I, like most am prone to the odd, weird, random thought. For some its probably an intermittent occurrence, for me its daily. My mind is weird and I'm ok with that. Unfortunately I find that once that weird thought has entered my mind, well there's no going back, I simply can't stop thinking the thought, no matter how ridiculous it may be.
For example. At the moment on TV, Target are running ads for "onesies", those all in one pyjamas.
I watched the ad the other night and immediately my mind decides that these fan-dangled pyjamas scare me, what happens if the "call of nature" urgently arises? I would hate to be stuck in my onsies, not being able to get out and instead share my onesies with a onesie or a twosie!

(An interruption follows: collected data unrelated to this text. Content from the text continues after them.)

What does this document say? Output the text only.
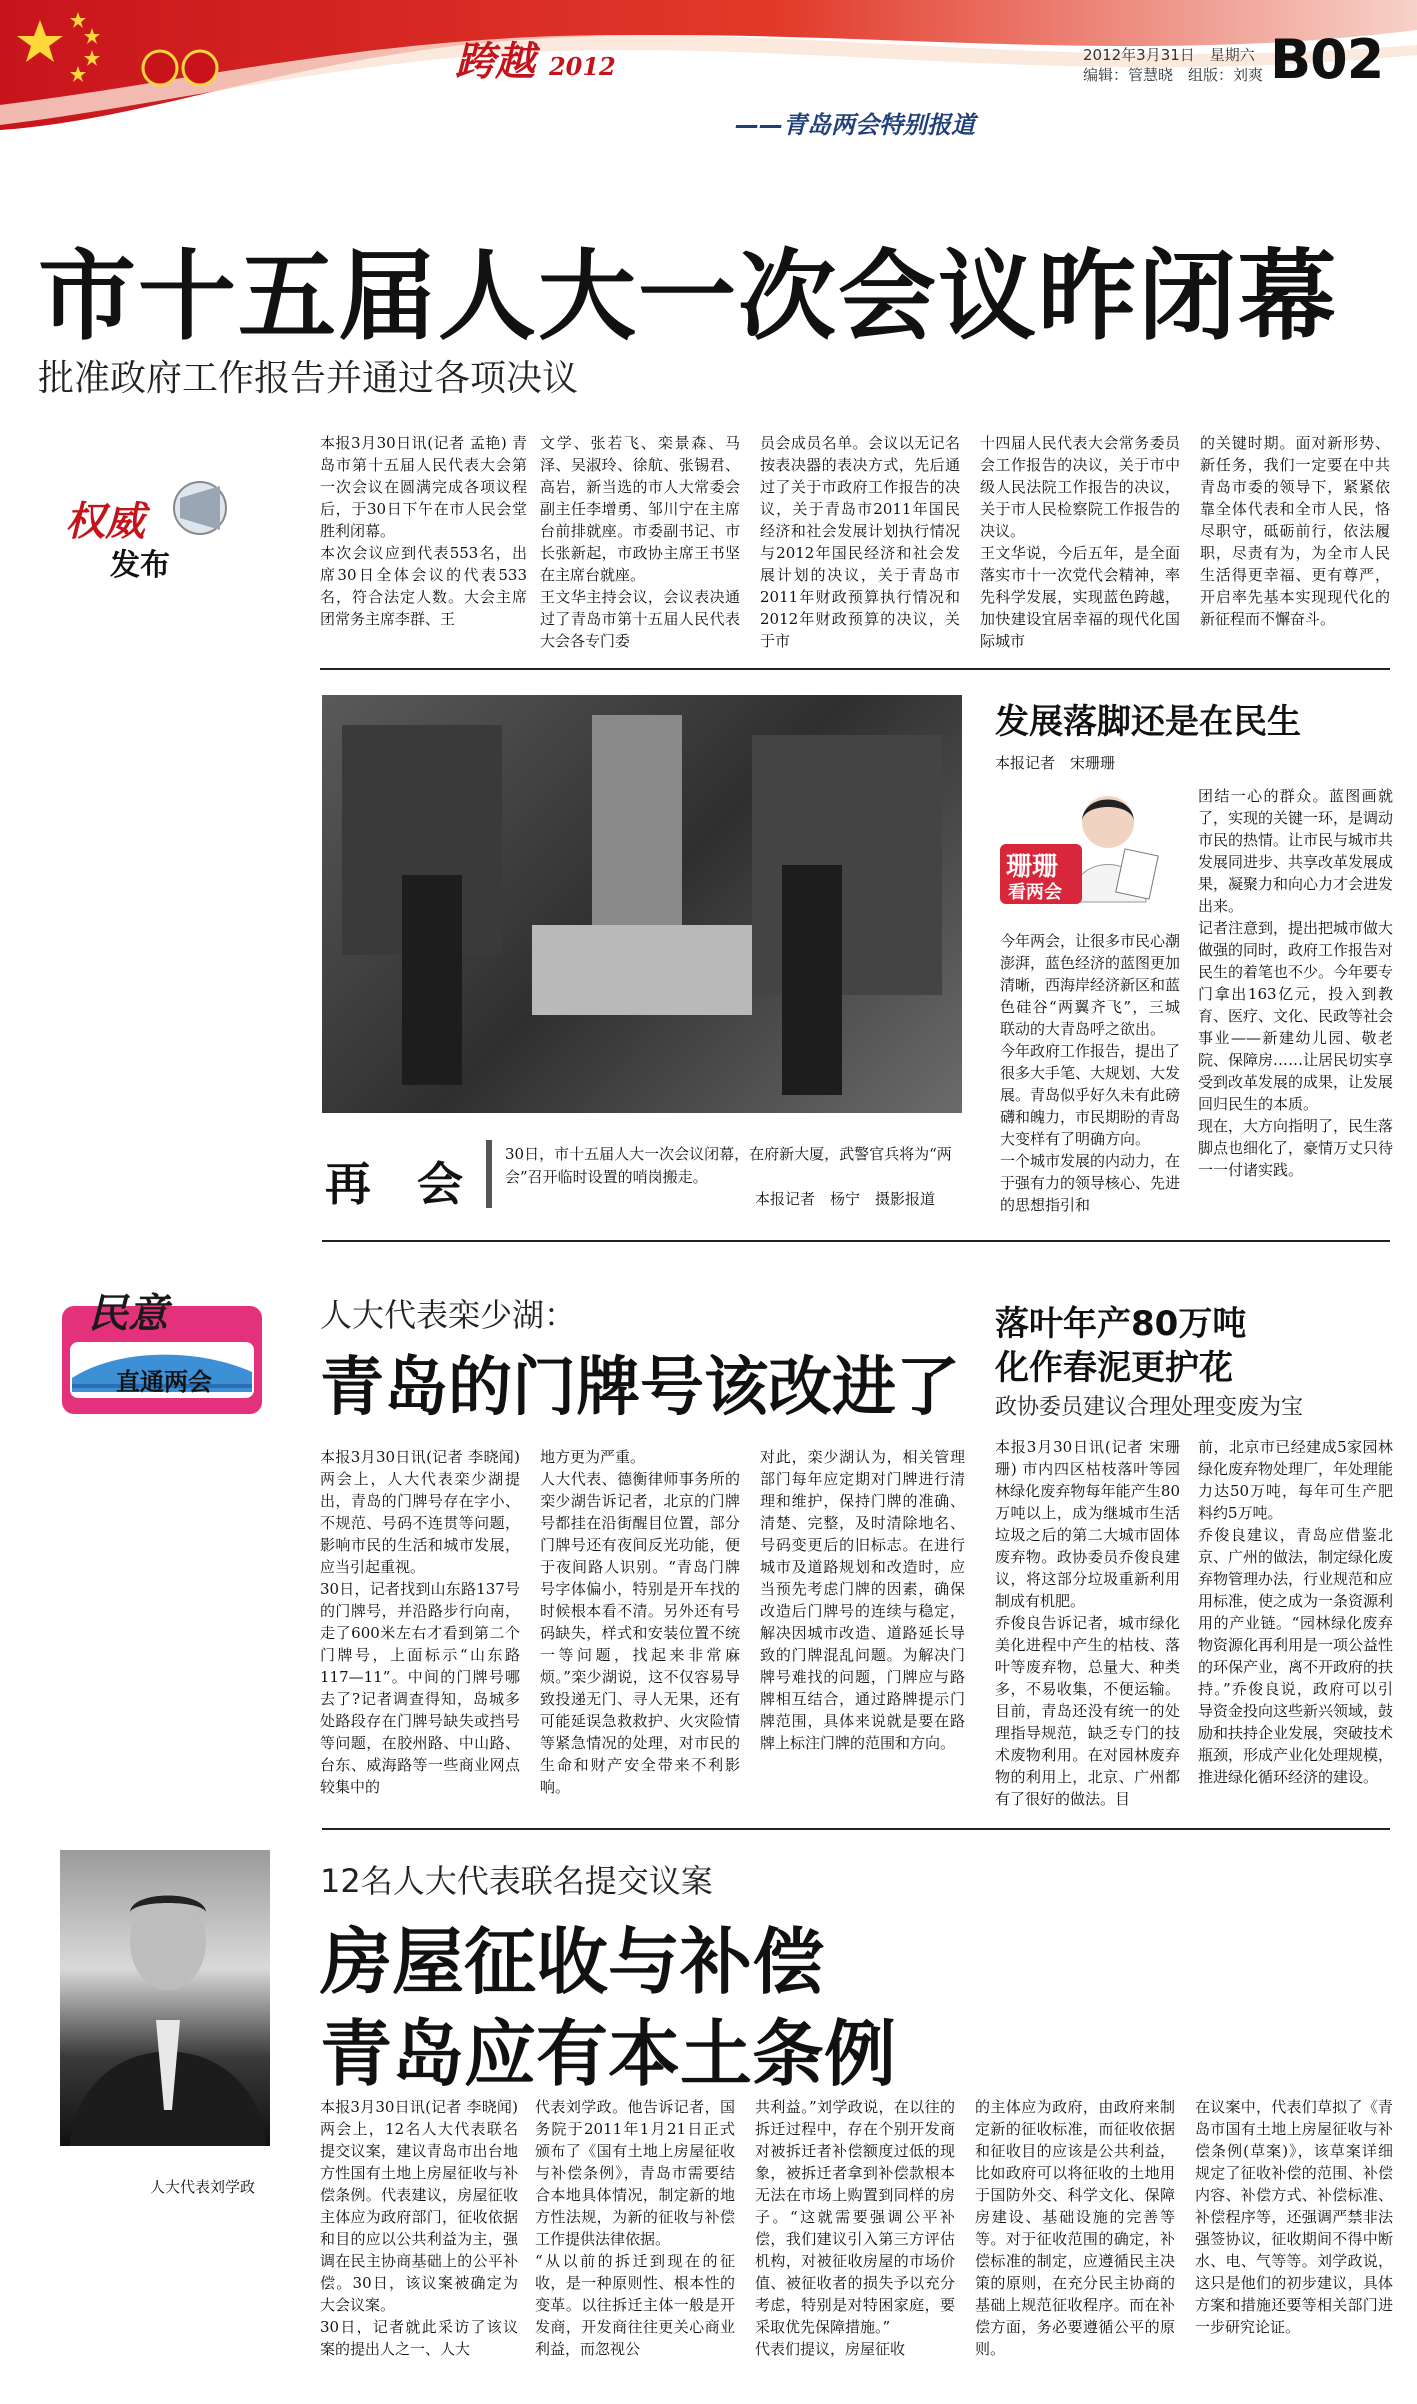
跨越 2012
——青岛两会特别报道
2012年3月31日　星期六
编辑：管慧晓　组版：刘爽 B02
市十五届人大一次会议昨闭幕
批准政府工作报告并通过各项决议
权威
发布
本报3月30日讯(记者 孟艳) 青岛市第十五届人民代表大会第一次会议在圆满完成各项议程后，于30日下午在市人民会堂胜利闭幕。
本次会议应到代表553名，出席30日全体会议的代表533名，符合法定人数。大会主席团常务主席李群、王
文学、张若飞、栾景森、马泽、吴淑玲、徐航、张锡君、高岩，新当选的市人大常委会副主任李增勇、邹川宁在主席台前排就座。市委副书记、市长张新起，市政协主席王书坚在主席台就座。
王文华主持会议，会议表决通过了青岛市第十五届人民代表大会各专门委
员会成员名单。会议以无记名按表决器的表决方式，先后通过了关于市政府工作报告的决议，关于青岛市2011年国民经济和社会发展计划执行情况与2012年国民经济和社会发展计划的决议，关于青岛市2011年财政预算执行情况和2012年财政预算的决议，关于市
十四届人民代表大会常务委员会工作报告的决议，关于市中级人民法院工作报告的决议，关于市人民检察院工作报告的决议。
王文华说，今后五年，是全面落实市十一次党代会精神，率先科学发展，实现蓝色跨越，加快建设宜居幸福的现代化国际城市
的关键时期。面对新形势、新任务，我们一定要在中共青岛市委的领导下，紧紧依靠全体代表和全市人民，恪尽职守，砥砺前行，依法履职，尽责有为，为全市人民生活得更幸福、更有尊严，开启率先基本实现现代化的新征程而不懈奋斗。
再　会
30日，市十五届人大一次会议闭幕，在府新大厦，武警官兵将为“两会”召开临时设置的哨岗搬走。
本报记者　杨宁　摄影报道
发展落脚还是在民生
本报记者　宋珊珊
珊珊
看两会
今年两会，让很多市民心潮澎湃，蓝色经济的蓝图更加清晰，西海岸经济新区和蓝色硅谷“两翼齐飞”，三城联动的大青岛呼之欲出。
今年政府工作报告，提出了很多大手笔、大规划、大发展。青岛似乎好久未有此磅礴和魄力，市民期盼的青岛大变样有了明确方向。
一个城市发展的内动力，在于强有力的领导核心、先进的思想指引和
团结一心的群众。蓝图画就了，实现的关键一环，是调动市民的热情。让市民与城市共发展同进步、共享改革发展成果，凝聚力和向心力才会进发出来。
记者注意到，提出把城市做大做强的同时，政府工作报告对民生的着笔也不少。今年要专门拿出163亿元，投入到教育、医疗、文化、民政等社会事业——新建幼儿园、敬老院、保障房……让居民切实享受到改革发展的成果，让发展回归民生的本质。
现在，大方向指明了，民生落脚点也细化了，豪情万丈只待一一付诸实践。
民意
直通两会
人大代表栾少湖：
青岛的门牌号该改进了
本报3月30日讯(记者 李晓闻) 两会上，人大代表栾少湖提出，青岛的门牌号存在字小、不规范、号码不连贯等问题，影响市民的生活和城市发展，应当引起重视。
30日，记者找到山东路137号的门牌号，并沿路步行向南，走了600米左右才看到第二个门牌号，上面标示“山东路117—11”。中间的门牌号哪去了?记者调查得知，岛城多处路段存在门牌号缺失或挡号等问题，在胶州路、中山路、台东、威海路等一些商业网点较集中的
地方更为严重。
人大代表、德衡律师事务所的栾少湖告诉记者，北京的门牌号都挂在沿街醒目位置，部分门牌号还有夜间反光功能，便于夜间路人识别。“青岛门牌号字体偏小，特别是开车找的时候根本看不清。另外还有号码缺失，样式和安装位置不统一等问题，找起来非常麻烦。”栾少湖说，这不仅容易导致投递无门、寻人无果，还有可能延误急救救护、火灾险情等紧急情况的处理，对市民的生命和财产安全带来不利影响。
对此，栾少湖认为，相关管理部门每年应定期对门牌进行清理和维护，保持门牌的准确、清楚、完整，及时清除地名、号码变更后的旧标志。在进行城市及道路规划和改造时，应当预先考虑门牌的因素，确保改造后门牌号的连续与稳定，解决因城市改造、道路延长导致的门牌混乱问题。为解决门牌号难找的问题，门牌应与路牌相互结合，通过路牌提示门牌范围，具体来说就是要在路牌上标注门牌的范围和方向。
落叶年产80万吨
化作春泥更护花
政协委员建议合理处理变废为宝
本报3月30日讯(记者 宋珊珊) 市内四区枯枝落叶等园林绿化废弃物每年能产生80万吨以上，成为继城市生活垃圾之后的第二大城市固体废弃物。政协委员乔俊良建议，将这部分垃圾重新利用制成有机肥。
乔俊良告诉记者，城市绿化美化进程中产生的枯枝、落叶等废弃物，总量大、种类多，不易收集，不便运输。目前，青岛还没有统一的处理指导规范，缺乏专门的技术废物利用。在对园林废弃物的利用上，北京、广州都有了很好的做法。目
前，北京市已经建成5家园林绿化废弃物处理厂，年处理能力达50万吨，每年可生产肥料约5万吨。
乔俊良建议，青岛应借鉴北京、广州的做法，制定绿化废弃物管理办法，行业规范和应用标准，使之成为一条资源利用的产业链。“园林绿化废弃物资源化再利用是一项公益性的环保产业，离不开政府的扶持。”乔俊良说，政府可以引导资金投向这些新兴领域，鼓励和扶持企业发展，突破技术瓶颈，形成产业化处理规模，推进绿化循环经济的建设。
人大代表刘学政
12名人大代表联名提交议案
房屋征收与补偿
青岛应有本土条例
本报3月30日讯(记者 李晓闻) 两会上，12名人大代表联名提交议案，建议青岛市出台地方性国有土地上房屋征收与补偿条例。代表建议，房屋征收主体应为政府部门，征收依据和目的应以公共利益为主，强调在民主协商基础上的公平补偿。30日，该议案被确定为大会议案。
30日，记者就此采访了该议案的提出人之一、人大
代表刘学政。他告诉记者，国务院于2011年1月21日正式颁布了《国有土地上房屋征收与补偿条例》，青岛市需要结合本地具体情况，制定新的地方性法规，为新的征收与补偿工作提供法律依据。
“从以前的拆迁到现在的征收，是一种原则性、根本性的变革。以往拆迁主体一般是开发商，开发商往往更关心商业利益，而忽视公
共利益。”刘学政说，在以往的拆迁过程中，存在个别开发商对被拆迁者补偿额度过低的现象，被拆迁者拿到补偿款根本无法在市场上购置到同样的房子。“这就需要强调公平补偿，我们建议引入第三方评估机构，对被征收房屋的市场价值、被征收者的损失予以充分考虑，特别是对特困家庭，要采取优先保障措施。”
代表们提议，房屋征收
的主体应为政府，由政府来制定新的征收标准，而征收依据和征收目的应该是公共利益，比如政府可以将征收的土地用于国防外交、科学文化、保障房建设、基础设施的完善等等。对于征收范围的确定，补偿标准的制定，应遵循民主决策的原则，在充分民主协商的基础上规范征收程序。而在补偿方面，务必要遵循公平的原则。
在议案中，代表们草拟了《青岛市国有土地上房屋征收与补偿条例(草案)》，该草案详细规定了征收补偿的范围、补偿内容、补偿方式、补偿标准、补偿程序等，还强调严禁非法强签协议，征收期间不得中断水、电、气等等。刘学政说，这只是他们的初步建议，具体方案和措施还要等相关部门进一步研究论证。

Now the more coherent mind, would of course scoff at this thought, note a logical, sound solution and immediately be done with it. But not me! Nightly I see the ad and nightly I think the same weird, random thought over and over again. I mentioned my new found "onesiephobia" (yes this is a real word, I am writing to Oxford as you read) on facebook and the whole toileting trouble I had observed and the sheer terror I felt, to have a kindly soul point out the whole "bum flap" solution installed in onesies (much to my relief.).
So, equipped my new found coping mechanism for my ever so recently acquired onesiephobia, I sit and wait for the next ad to venture forth and it did. But alas, my mind "goes to town", I end up with a mental picture that no-one needs to see. Me stuck on the toilet floor in some sort of over-twisted yoga pose, "bum flap" securely closed and bladder control almost lost..........oh the sheer terror of it all.
I think it's safe to say, I will not be venturing down to Target in the near future to buy a pair of onesies and come to think of it, I guess I won't be receiving a call from them either to assist with their next ad campaign!